La riforma comincia a dare i primi risultati, ma gli ostacoli restano. I primi a pagarne le conseguenze sono gli studenti.
"La riforma dei corsi è stata introdotta troppo repentinamente, inducendo una serie di errori nella sua applicazione, che hanno finito per limitarne la portata innovativa. Ma risultati importanti ci sono stati. Il primo risultato è certamente quello di avere diminuito sensibilmente gli abbandoni, il secondo di avere abbreviato i tempi di laurea. Non è poco, ma non basta. Ora c'è bisogno di una profonda revisione dei corsi di studio a partire dalla definizione dei loro obiettivi e della loro strutturazione in contenuti. I docenti devono abbandonare quelle forme residue di individualismo, che sono in contrasto con la collegialità delle decisioni, e assumere la funzione di educatori in un processo che preveda la centralità dello studente e la valorizzazione dell'apprendimento più che dell'insegnamento. Gli studenti chiedono certezze, organizzazione, responsabilità. È per questo che la riforma non avrebbe dovuto essere modificata così rapidamente. Si sarebbe dovuto attendere a introdurre modifiche aspettando di verificare i risultati da essa prodotti, in modo da non sbagliare ancora e dare sicurezza agli studenti e alle loro famiglie".
Anche tra i docenti, da ultimo rispetto al ddl sullo stato giuridico, cresce il disorientamento. Quali sono i rischi di un cantiere sempre aperto?

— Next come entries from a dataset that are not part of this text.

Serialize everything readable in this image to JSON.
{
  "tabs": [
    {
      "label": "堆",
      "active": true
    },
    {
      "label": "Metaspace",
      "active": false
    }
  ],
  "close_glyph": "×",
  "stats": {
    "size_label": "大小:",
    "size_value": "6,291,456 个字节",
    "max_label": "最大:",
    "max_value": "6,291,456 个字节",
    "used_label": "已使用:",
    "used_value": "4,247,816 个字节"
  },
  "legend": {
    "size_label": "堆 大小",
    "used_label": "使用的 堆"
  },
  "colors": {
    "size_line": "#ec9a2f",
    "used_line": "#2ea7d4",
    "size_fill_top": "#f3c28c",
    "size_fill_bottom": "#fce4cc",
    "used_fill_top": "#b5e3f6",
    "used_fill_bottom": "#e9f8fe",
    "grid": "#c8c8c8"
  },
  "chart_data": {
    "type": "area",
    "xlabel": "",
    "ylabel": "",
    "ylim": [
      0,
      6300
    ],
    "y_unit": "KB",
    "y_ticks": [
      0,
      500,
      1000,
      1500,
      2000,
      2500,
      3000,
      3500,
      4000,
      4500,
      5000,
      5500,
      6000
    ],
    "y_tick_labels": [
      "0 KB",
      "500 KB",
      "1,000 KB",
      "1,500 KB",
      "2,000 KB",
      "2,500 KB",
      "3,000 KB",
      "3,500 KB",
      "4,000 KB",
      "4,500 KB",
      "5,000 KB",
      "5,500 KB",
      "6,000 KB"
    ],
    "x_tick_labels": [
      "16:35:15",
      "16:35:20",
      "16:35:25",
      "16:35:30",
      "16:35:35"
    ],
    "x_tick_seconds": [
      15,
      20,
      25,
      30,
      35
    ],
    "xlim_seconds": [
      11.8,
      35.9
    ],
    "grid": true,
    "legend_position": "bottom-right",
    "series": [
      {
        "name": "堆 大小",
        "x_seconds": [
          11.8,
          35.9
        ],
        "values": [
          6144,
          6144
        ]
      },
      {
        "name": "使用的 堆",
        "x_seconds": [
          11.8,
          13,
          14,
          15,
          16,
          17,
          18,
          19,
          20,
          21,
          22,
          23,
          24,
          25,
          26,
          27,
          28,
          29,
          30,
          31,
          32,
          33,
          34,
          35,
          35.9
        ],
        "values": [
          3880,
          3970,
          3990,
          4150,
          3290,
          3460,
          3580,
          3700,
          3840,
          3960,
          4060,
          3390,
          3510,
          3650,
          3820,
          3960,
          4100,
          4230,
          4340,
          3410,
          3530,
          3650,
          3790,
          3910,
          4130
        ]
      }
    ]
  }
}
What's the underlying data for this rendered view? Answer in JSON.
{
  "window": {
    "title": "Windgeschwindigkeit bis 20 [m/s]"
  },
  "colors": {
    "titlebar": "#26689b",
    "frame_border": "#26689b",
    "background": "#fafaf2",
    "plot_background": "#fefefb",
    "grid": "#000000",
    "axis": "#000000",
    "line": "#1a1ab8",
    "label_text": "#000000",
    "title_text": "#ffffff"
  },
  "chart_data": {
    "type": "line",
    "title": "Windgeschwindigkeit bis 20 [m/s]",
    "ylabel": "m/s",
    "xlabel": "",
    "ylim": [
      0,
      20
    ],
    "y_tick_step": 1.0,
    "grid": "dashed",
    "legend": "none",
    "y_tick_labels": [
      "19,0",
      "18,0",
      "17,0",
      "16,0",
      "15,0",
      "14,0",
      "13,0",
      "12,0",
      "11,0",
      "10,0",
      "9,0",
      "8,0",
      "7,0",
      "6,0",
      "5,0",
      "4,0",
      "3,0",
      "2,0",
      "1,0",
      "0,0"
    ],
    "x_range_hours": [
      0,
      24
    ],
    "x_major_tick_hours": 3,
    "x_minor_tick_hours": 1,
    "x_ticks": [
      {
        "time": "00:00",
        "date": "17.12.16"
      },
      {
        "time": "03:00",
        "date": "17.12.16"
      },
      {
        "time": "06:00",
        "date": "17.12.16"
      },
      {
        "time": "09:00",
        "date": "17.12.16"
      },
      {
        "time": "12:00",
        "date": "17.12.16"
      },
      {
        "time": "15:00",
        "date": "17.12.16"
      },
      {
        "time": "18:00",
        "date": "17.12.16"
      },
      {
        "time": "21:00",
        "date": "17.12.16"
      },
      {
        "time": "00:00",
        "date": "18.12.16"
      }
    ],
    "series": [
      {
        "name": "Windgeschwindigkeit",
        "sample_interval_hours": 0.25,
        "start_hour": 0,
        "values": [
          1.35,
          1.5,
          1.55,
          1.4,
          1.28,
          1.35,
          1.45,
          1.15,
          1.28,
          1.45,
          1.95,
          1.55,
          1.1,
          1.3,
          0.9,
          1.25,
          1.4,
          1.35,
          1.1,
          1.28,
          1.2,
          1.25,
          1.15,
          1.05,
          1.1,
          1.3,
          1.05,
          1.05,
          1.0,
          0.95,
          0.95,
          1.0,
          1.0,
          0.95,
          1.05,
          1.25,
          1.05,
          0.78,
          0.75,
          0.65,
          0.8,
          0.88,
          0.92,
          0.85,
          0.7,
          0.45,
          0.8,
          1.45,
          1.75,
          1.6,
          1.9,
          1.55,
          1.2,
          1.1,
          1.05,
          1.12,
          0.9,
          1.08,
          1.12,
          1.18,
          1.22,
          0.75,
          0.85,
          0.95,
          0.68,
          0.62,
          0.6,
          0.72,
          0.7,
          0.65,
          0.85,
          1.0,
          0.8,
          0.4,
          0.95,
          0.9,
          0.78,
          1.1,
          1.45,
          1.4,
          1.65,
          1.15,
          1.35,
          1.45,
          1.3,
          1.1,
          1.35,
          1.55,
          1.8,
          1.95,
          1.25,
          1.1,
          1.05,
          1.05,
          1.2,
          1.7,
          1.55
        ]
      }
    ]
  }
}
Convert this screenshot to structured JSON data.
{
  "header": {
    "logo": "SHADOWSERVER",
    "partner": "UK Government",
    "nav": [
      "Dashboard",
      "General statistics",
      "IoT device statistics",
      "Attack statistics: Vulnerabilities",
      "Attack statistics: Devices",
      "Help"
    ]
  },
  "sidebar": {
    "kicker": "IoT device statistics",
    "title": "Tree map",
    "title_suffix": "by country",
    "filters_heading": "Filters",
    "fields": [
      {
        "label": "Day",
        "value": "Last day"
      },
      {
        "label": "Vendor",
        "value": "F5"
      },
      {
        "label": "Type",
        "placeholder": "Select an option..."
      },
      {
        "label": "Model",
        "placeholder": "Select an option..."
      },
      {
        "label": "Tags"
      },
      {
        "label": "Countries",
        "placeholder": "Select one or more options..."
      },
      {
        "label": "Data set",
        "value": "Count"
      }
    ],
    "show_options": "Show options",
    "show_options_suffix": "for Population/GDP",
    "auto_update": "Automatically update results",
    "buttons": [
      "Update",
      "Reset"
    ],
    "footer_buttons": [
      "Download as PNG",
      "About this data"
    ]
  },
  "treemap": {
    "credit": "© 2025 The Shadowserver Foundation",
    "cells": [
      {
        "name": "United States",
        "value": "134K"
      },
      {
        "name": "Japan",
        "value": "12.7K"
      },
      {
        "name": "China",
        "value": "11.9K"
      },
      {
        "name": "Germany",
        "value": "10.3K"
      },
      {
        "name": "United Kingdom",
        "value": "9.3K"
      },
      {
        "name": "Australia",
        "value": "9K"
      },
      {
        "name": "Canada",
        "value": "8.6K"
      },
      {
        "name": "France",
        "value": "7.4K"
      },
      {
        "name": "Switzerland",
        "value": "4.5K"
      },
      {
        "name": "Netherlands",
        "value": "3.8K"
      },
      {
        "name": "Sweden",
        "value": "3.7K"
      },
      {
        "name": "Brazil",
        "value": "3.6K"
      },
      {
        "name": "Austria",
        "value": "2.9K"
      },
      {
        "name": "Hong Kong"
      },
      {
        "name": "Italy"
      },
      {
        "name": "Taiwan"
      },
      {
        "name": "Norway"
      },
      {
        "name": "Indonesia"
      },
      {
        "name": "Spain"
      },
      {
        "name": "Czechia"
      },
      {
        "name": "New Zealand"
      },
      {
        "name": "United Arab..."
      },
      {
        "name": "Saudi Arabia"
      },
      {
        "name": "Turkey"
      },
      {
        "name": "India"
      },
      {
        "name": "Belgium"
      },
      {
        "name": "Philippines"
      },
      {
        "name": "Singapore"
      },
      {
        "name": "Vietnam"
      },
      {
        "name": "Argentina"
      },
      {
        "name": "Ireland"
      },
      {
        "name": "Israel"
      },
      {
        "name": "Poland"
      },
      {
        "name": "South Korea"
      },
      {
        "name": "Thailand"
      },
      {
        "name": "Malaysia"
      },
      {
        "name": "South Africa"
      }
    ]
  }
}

"Per quanto riguarda lo stato giuridico, c'è da dire che il disegno di legge, del quale noi stessi abbiamo avvertito la necessità, avrebbe dovuto incidere positivamente sulla definizione dei diritti e dei doveri dei docenti e sulla messa a punto dello stato giuridico dei ricercatori, dando loro il giusto riconoscimento per il lavoro fatto in questi anni nei corsi di studio, esercitando una vera e propria attività di docenza. Ma, pur modificato, non solo non risolve i problemi ma anzi ha creato ulteriore disorientamento nell'Università. C'è bisogno di una riflessione nuova che consenta di riaffrontare i problemi sin dall'origine, ma qualsiasi proposta di riforma non può partire che da un netto rifiuto dei provvedimenti che si profilano nel Parlamento. Tutto il mondo universitario, dai "saggi" al più giovane dei dottorandi, è contrario alle soluzioni proposte. E, invece, occorrerebbe ritrovare una sintonia sulle questioni strategiche".
Tutti esaltano la ricerca, ma gli investimenti latitano. Quali effetti sulla didattica e la qualità del sistema università?
"Non perdo occasione per riaffermare la inscindibile unità fra ricerca e insegnamento. Il docente universitario è tale se può avvalersi di un'esperienza scientifica che ne abbia esercitato le capacità critiche e quindi la possibilità di far nascere nello studente la curiosità e la volontà di imparare ad imparare. Inoltre, la ricerca è alla base dell'innovazione, tanto che si può dire che non esiste innovazione senza ricerca, come è stato ritenuto troppo a lungo. Oggi paghiamo le conseguenze di questo errore, le paghiamo con la perdita di competitività del Paese e con il suo sviluppo frenato o fermo".